After pulling lower along with the rest of the market during the 2007-09 financial crisis, online retailing giant Amazon.com (AMZN) has continued its rally off the late 2008 lows in unabated fashion. Since then, the stock has lifted roughly 680% despite a few meaningful pullbacks along the way.
In other words, just like a strong stock should do, any pullbacks are being bought, and the steeper any pullbacks are, the more aggressively money comes flowing back into the stock and pushing it to new highs.
All of this is a vote of confidence for Amazon, even though by now at least some of the stock’s performance is driven by momentum funds jumping on the bandwagon. More importantly, however — and for the bulls, somewhat reassuring — AMZN is not a new stock for traders, but in fact one of the oldest and most powerful survivors of the dot-com era. This might at the margin make the stock less susceptible to a sharp demise given that traders and analysts are familiar with the company’s balance sheet and business strategy, as much as the latter is always subject to amendments as new avenues of revenue are being discovered.
In short, the stock continues to be a monster. And after another pullback recently staged a good rally, AMZN is now set up for another potential breakout to new all-time highs.

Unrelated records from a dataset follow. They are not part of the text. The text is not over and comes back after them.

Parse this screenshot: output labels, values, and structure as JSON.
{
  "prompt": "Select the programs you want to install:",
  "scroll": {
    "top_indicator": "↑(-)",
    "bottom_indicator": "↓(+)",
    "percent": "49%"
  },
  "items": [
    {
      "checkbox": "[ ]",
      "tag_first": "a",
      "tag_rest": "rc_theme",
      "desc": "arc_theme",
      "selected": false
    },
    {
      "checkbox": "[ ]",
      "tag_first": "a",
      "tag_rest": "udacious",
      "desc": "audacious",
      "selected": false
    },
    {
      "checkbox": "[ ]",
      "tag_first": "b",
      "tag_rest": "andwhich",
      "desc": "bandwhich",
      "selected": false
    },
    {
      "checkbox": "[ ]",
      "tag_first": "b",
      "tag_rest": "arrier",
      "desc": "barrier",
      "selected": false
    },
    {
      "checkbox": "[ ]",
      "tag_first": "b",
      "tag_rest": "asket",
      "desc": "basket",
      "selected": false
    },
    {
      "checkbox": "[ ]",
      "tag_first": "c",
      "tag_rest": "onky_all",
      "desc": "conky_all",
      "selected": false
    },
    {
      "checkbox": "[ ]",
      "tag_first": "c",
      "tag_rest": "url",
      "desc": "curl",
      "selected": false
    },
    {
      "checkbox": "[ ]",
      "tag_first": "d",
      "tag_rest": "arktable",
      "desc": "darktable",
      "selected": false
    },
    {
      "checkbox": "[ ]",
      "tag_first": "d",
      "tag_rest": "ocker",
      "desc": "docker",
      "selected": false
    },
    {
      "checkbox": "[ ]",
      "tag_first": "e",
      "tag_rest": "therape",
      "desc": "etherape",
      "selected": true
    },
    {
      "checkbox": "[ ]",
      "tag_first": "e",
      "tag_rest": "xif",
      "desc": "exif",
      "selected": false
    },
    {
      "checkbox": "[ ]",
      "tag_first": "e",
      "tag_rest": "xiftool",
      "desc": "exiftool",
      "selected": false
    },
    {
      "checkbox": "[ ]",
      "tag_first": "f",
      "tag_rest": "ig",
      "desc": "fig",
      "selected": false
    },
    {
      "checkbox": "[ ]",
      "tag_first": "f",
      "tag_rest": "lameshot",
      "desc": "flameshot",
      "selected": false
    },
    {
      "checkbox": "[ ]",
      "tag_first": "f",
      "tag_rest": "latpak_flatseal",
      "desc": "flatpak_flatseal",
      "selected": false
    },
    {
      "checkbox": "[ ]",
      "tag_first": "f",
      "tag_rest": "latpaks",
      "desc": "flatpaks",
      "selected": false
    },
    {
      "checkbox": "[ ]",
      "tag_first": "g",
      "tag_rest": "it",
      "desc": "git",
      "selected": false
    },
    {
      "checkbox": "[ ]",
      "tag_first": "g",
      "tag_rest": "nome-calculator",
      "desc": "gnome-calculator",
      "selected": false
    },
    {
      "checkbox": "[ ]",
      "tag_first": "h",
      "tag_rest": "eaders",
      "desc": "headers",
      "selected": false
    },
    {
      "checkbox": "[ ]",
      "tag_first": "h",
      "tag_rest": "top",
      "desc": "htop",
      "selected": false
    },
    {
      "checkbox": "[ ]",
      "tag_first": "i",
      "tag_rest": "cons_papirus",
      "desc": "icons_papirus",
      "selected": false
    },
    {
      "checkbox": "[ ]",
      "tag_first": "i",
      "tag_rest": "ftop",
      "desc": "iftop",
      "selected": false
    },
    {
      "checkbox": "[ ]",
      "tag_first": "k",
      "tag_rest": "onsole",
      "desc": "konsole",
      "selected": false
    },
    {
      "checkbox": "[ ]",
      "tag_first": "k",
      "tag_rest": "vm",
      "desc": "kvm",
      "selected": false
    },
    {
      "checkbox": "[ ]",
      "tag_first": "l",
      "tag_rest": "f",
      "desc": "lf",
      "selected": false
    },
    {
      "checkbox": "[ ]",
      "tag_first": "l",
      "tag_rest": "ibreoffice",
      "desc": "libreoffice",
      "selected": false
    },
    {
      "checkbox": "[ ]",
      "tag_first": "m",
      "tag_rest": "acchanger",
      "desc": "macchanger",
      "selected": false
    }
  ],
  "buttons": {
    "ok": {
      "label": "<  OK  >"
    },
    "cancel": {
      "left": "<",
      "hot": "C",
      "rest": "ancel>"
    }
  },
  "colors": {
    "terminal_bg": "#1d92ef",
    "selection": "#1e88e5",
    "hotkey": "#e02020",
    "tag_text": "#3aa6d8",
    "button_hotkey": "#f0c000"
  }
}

During the most recent market pullback in May-June, AMZN has continually showed relative strength vs. the S&P 500 Index. Yesterday, Amazon attempted a breakout past the Jan. 25 highs of $284.72, before coming off the intraday highs along with the broader market and settling just shy of those January highs. Still, the stock remains well-positioned to challenge (and eventually overcome) those highs — and if it can do so successfully, that will move AMZN toward the $300 area during the next two months or so.
Strong stocks remain so until proven otherwise, and AMZN currently remains well supported by the bulls and trend-following crowd.